В такие дни отец с утра забирался в халат, надевал туфли, круглую черную шапочку и возился с латинскими изданиями классиков. Вот и сейчас у него был томик трагедий Сенеки, но книга лежала на коленях, а он откинулся головой на спинку кресла и закрыл глаза. Лицо у него было утомленное, невыразительное, нехорошего, землистого цвета.
– Надо будет взять с собой и твои коллекции, – вдруг сказала мать, – вот о чем я думаю все время! Но как? Ведь это – два таких огромных ящика… Разве попытаться…
Отец сидел по-прежнему молчаливый и отчужденный от всего, и глаза у него были закрыты.
Мать поглядела и отставила в сторону чашку.
– Тебе нехорошо, Леон? – спросила она.
– Да! – ответил отец сквозь зубы.
– Может быть, у тебя болит голова?
– Нет! – ответил отец.
Мать вздохнула и снова взялась за фарфор.

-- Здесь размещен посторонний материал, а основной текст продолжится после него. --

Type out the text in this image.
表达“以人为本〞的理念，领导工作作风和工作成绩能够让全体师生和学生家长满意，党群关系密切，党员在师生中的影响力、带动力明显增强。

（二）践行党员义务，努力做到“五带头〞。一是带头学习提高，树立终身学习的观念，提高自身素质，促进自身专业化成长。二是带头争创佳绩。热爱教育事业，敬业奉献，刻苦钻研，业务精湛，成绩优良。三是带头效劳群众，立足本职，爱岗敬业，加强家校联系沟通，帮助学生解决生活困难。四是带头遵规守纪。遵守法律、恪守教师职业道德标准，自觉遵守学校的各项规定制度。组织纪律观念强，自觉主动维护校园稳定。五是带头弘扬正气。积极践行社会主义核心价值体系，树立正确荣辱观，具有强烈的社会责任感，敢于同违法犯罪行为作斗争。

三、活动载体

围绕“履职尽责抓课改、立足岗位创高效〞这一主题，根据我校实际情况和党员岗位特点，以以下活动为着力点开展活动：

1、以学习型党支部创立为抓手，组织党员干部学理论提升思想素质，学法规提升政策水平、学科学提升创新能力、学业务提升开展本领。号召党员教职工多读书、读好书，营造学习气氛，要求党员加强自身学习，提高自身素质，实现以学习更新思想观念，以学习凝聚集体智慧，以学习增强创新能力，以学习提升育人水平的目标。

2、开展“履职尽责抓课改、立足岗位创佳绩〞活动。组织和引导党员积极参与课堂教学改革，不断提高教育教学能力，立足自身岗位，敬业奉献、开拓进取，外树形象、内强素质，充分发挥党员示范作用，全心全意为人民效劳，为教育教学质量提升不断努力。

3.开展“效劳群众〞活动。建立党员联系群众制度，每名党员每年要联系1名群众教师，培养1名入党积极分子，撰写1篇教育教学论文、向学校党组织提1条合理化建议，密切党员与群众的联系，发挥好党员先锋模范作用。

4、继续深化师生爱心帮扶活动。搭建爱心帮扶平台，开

– Какая ужасная погода! – сказала она.
Отец молчал.
– Я все-таки пошлю письменный прибор этому Гарднеру… У нас есть еще один, простенький, но хороший. Помнишь, тот, что я привезла из Вены? Ну, как же не помнишь? – Отец молчал. – Он так тебе нравился… из черного дерева, с перламутровой насечкой! Жалко? Конечно, жалко. Но что же поделаешь, этот все равно не удержишь.
Отец молчал.
– Леон! – позвала мать.
Отец с недоумением, словно просыпаясь, открыл глаза и посмотрел на мать. Взгляд у него был мутный и нехороший.
– Ну что ты, Леон? – тревожно и ласково спросила мать и, подойдя, положила ему руку на плечо. – Ну? Я с тобой поговорить хочу, а ты…
– Берта! – сказал отец, и голос его раздраженно вздрогнул. – Давай, чтоб не возвращаться, договоримся: делай все, что тебе угодно, все, что тебе только угодно, но, пожалуйста, не спрашивай моих советов.
– Почему? – спросила мать.
– А! Ты знаешь почему! Я тебе уже изложил свою точку зрения. С тех пор как я узнал, что это нечистое животное вползет в наш дом, мне все стало до такой степени противным, что я готов закрыть лицо руками и бежать, бежать куда-нибудь подальше, чтоб только не видеть, не слышать, не дышать с ним одним воздухом, – понимаешь?